Cronache

La prigione degli orrori in Libia gestita dalla polizia

Diversi migranti testimoniano agli inquirenti il ruolo di alcuni libici in divisa all'interno della prigione di Zawya, base operativa dell'organizzazione criminale che lucra sul traffico di esseri umani colpita dal blitz odierno in Sicilia

La prigione degli orrori in Libia gestita dalla polizia

Gente in uniforme, con mitra in mano e pronta a prendere i migranti ed a portarli all’interno di uno dei locali di Zawya dove opera l’organizzazione colpita questo lunedì dalle inchieste della Dda di Palermo e della procura di Agrigento.

Emergono nuovi particolari dalle testimonianze che arrivano dagli stessi migranti che, una volta approdati in Italia, collaborano con gli inquirenti per identificare i propri carcerieri e ricostruire, ancora una volta, le dinamiche criminali perpetuate all’interno dei centri di detenzione libici.

Le prime testimonianze emerse a poche ore dal blitz in questo lunedì mattina, parlano di una ex base militare a Zawya, città lungo la costa tripolina ad ovest della capitale libica, dove i migranti vengono rinchiusi fin quando non pagano il riscatto richiesto dai trafficanti di esseri umani. I migranti in questione provengono in gran parte dall’Africa sub Sahariana e, dopo la risalita del deserto, arrivano quindi a ridosso delle coste della Libia in attesa di essere spediti verso l’Italia.

Ma è proprio qui che si origina l’inferno: le organizzazioni criminali tengono in ostaggio le decine di persone che attendono di salire sopra un barcone, chiedendo loro migliaia di Dinari per riacquistare la libertà. E durante la detenzione, i trafficanti di esseri umani attuano ogni genere di abusi e torture verso donne, uomini e bambini.
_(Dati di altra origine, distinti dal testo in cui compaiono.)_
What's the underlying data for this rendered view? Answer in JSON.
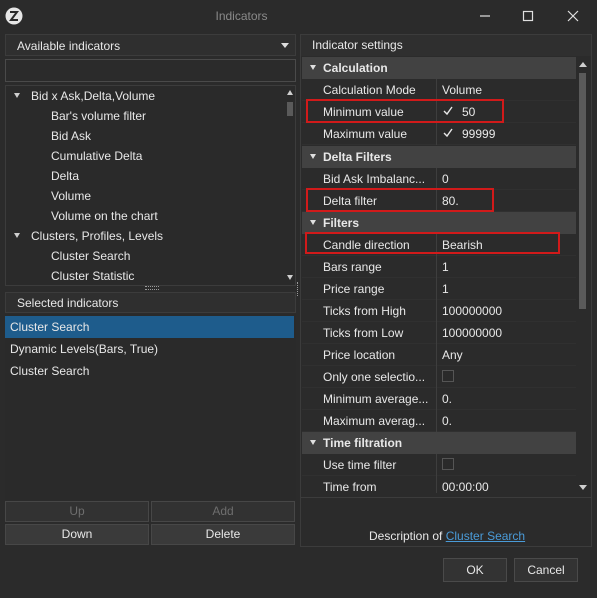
{
  "window": {
    "title": "Indicators",
    "app_icon": "atas-logo-icon",
    "controls": [
      "minimize-icon",
      "maximize-icon",
      "close-icon"
    ]
  },
  "left": {
    "dropdown_label": "Available indicators",
    "search_value": "",
    "tree": [
      {
        "label": "Bid x Ask,Delta,Volume",
        "level": 0,
        "expanded": true
      },
      {
        "label": "Bar's volume filter",
        "level": 1
      },
      {
        "label": "Bid Ask",
        "level": 1
      },
      {
        "label": "Cumulative Delta",
        "level": 1
      },
      {
        "label": "Delta",
        "level": 1
      },
      {
        "label": "Volume",
        "level": 1
      },
      {
        "label": "Volume on the chart",
        "level": 1
      },
      {
        "label": "Clusters, Profiles, Levels",
        "level": 0,
        "expanded": true
      },
      {
        "label": "Cluster Search",
        "level": 1
      },
      {
        "label": "Cluster Statistic",
        "level": 1
      }
    ],
    "selected_header": "Selected indicators",
    "selected": [
      {
        "label": "Cluster Search",
        "active": true
      },
      {
        "label": "Dynamic Levels(Bars, True)",
        "active": false
      },
      {
        "label": "Cluster Search",
        "active": false
      }
    ],
    "buttons": {
      "up": "Up",
      "add": "Add",
      "down": "Down",
      "delete": "Delete"
    }
  },
  "right": {
    "header": "Indicator settings",
    "sections": [
      {
        "category": "Calculation",
        "rows": [
          {
            "name": "Calculation Mode",
            "value": "Volume"
          },
          {
            "name": "Minimum value",
            "checked": true,
            "value": "50"
          },
          {
            "name": "Maximum value",
            "checked": true,
            "value": "99999"
          }
        ]
      },
      {
        "category": "Delta Filters",
        "rows": [
          {
            "name": "Bid Ask Imbalanc...",
            "value": "0"
          },
          {
            "name": "Delta filter",
            "value": "80."
          }
        ]
      },
      {
        "category": "Filters",
        "rows": [
          {
            "name": "Candle direction",
            "value": "Bearish"
          },
          {
            "name": "Bars range",
            "value": "1"
          },
          {
            "name": "Price range",
            "value": "1"
          },
          {
            "name": "Ticks from High",
            "value": "100000000"
          },
          {
            "name": "Ticks  from Low",
            "value": "100000000"
          },
          {
            "name": "Price location",
            "value": "Any"
          },
          {
            "name": "Only one selectio...",
            "checked": false,
            "value": ""
          },
          {
            "name": "Minimum average...",
            "value": "0."
          },
          {
            "name": "Maximum averag...",
            "value": "0."
          }
        ]
      },
      {
        "category": "Time filtration",
        "rows": [
          {
            "name": "Use time filter",
            "checked": false,
            "value": ""
          },
          {
            "name": "Time from",
            "value": "00:00:00"
          }
        ]
      }
    ],
    "description_prefix": "Description of",
    "description_link": "Cluster Search"
  },
  "footer": {
    "ok": "OK",
    "cancel": "Cancel"
  },
  "colors": {
    "selection": "#1e5c8c",
    "highlight": "#d11a1a",
    "link": "#4a9bd8"
  }
}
Le ultime testimonianze trapelate dalle pagine dei verbali degli inquirenti, riportano anche il coinvolgimento di personale libico in uniforme. Non solo quindi criminali di nazionalità sub sahariana, ma anche libici che si camuffano in uomini delle forze dell’ordine oppure che sfruttano la loro posizione per dare manforte alle organizzazioni malavitose.

Se gran parte dei migranti interrogati riconosce in un certo Ossama, cittadino libico, il leader dell’organizzazione di Zawya, altri migranti parlano per l’appunto di personale in divisa che li costringe sotto la minaccia delle armi a mettersi nelle mani dei criminali.

"Mentre io mi trovavo a Zuara, ero in gravidanza, venivo catturata, insieme a mio marito, da uomini libici, vestiti in uniforme – dichiara una donna sbarcata a Lampedusa a luglio e giunta l’anno prima in Libia – Venivamo, contro il nostro volere, condotti ed imprigionati a Zawyia, all'interno di una ex base militare adibita a prigione”.

“Ero in una prigione gestita dalla polizia”, taglia corto un altro migrante il quale parla anche lui di personale identificato come appartenente a forze vicine al governo di Tripoli. Sempre nei verbali contenenti gli interrogatori, spunta anche una testimonianza che parla di un container gestito dall’Oim, l’agenzia delle Nazioni Unite che si occupa di migrazioni: “C’era una persona che indossava la casacca dell'Oim, era vicino a un altro uomo con le stellette all’interno della prigione”.

Una circostanza quest’ultima che avrebbe del clamoroso e che vede però una secca smentita da parte della stessa Oim: “Nel campo di Zawyia, in Libia, non abbiamo dei container dell'Oim – afferma all’AdnKronos Flavio Di Giacomo, portavoce Oim – L'unico container in Libia lo abbiamo in un centro a Tripoli per i casi di Tbc, ed è molto vicino al container dell'Unhcr. Tutta questa storia stona un po’”.

Tra personaggi in divisa al fianco di criminali e tra libici che collaborano con carcerieri sub sahariani, indubbiamente emergono elementi sia inquietanti che alquanto strani.

L’indagine odierna conferma ancora una volta, qualora ce ne fosse bisogno, che il business dei migranti in Libia fa gola a molti e conduce a situazioni, oltre che raccapriccianti, anche molto dubbie.